Dr Choucair said quantum computing had the ability to vastly increase processing power.
“Quantum computers (QC’s) exploit quantum mechanics, using things like entanglement and superposition, to process information,” he said.
“This type of informational processing could be used to perform computations that even the most powerful supercomputers cannot perform in a meaningful amount of time, or may never be able to at all.
“This is why we need quantum computers. There are certain problems that simply cannot be solved practically using modern computing devices.”

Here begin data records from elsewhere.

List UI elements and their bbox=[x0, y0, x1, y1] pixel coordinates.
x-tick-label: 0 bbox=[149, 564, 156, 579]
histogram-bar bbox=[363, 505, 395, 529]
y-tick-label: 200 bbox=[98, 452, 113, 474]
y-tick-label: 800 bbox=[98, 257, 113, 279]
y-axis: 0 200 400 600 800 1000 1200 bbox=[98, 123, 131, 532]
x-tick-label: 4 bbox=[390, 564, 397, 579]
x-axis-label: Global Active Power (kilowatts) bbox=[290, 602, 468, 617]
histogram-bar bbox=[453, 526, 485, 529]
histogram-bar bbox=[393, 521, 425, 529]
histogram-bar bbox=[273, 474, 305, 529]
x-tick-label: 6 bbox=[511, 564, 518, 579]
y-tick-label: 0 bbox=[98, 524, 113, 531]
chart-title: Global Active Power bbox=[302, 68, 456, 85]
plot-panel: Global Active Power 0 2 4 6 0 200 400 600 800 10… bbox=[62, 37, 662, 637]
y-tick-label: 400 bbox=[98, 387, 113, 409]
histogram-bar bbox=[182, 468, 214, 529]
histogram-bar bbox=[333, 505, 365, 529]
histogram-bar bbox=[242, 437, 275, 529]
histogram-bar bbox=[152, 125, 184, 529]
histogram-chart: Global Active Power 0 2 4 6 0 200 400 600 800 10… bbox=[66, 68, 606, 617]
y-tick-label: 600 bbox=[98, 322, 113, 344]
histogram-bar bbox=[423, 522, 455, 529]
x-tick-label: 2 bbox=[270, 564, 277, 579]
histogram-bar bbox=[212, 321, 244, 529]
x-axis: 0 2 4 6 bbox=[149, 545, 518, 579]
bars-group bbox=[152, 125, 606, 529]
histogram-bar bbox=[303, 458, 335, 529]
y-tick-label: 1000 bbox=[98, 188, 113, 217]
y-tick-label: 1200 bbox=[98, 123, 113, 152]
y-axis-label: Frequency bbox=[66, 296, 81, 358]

Dr Choucair said the four areas where quantum computing’s vast processing power was likely to be most useful were simulation, optimisation, machine learning and cryptography.
While techno logy was still in its early stages, Dr Choucair said Archer was an early mover.
“Quantum computing has made long strides in the last decade, but it is still in the early stages of development, and broad commercial applications still years away,” he said.
QC is currently in the stage commonly known as the ‘NISQ’ era, for ‘noisy intermediate scale quantum’ technology. This stage is expected to last for the next decade. Even during this early time, the time frames are not prescriptive, and many hope that a number of use cases for QC’s will start to mature, using technology access and use methods familiar to us today, like cloud, edge and mobile devices.
“This is why value in the QC economy currently is in the tech development. Archer is in a unique position being one of only a few companies in the world developing a qubit processor – the brain of a quantum computer – that could potentially work on board your modern-day devices, even mobile device use.” As well its quantum technology, Archer is working on a biochip which uses graphene-based technology to enable detection of deadly communicable diseases.
“Archer is currently focused on micro-and-nano fabrication of the biochip device components and combining these components with biologically relevant reactions to detect diseases,” the company said in its most recent quarterly report.
Archer has a market value of about $180m and at the end of the March quarter, had $28.3m in cash and no debt.
By: Cameron England
From: Adelaide Advertiser, 31 May 2022, P.21.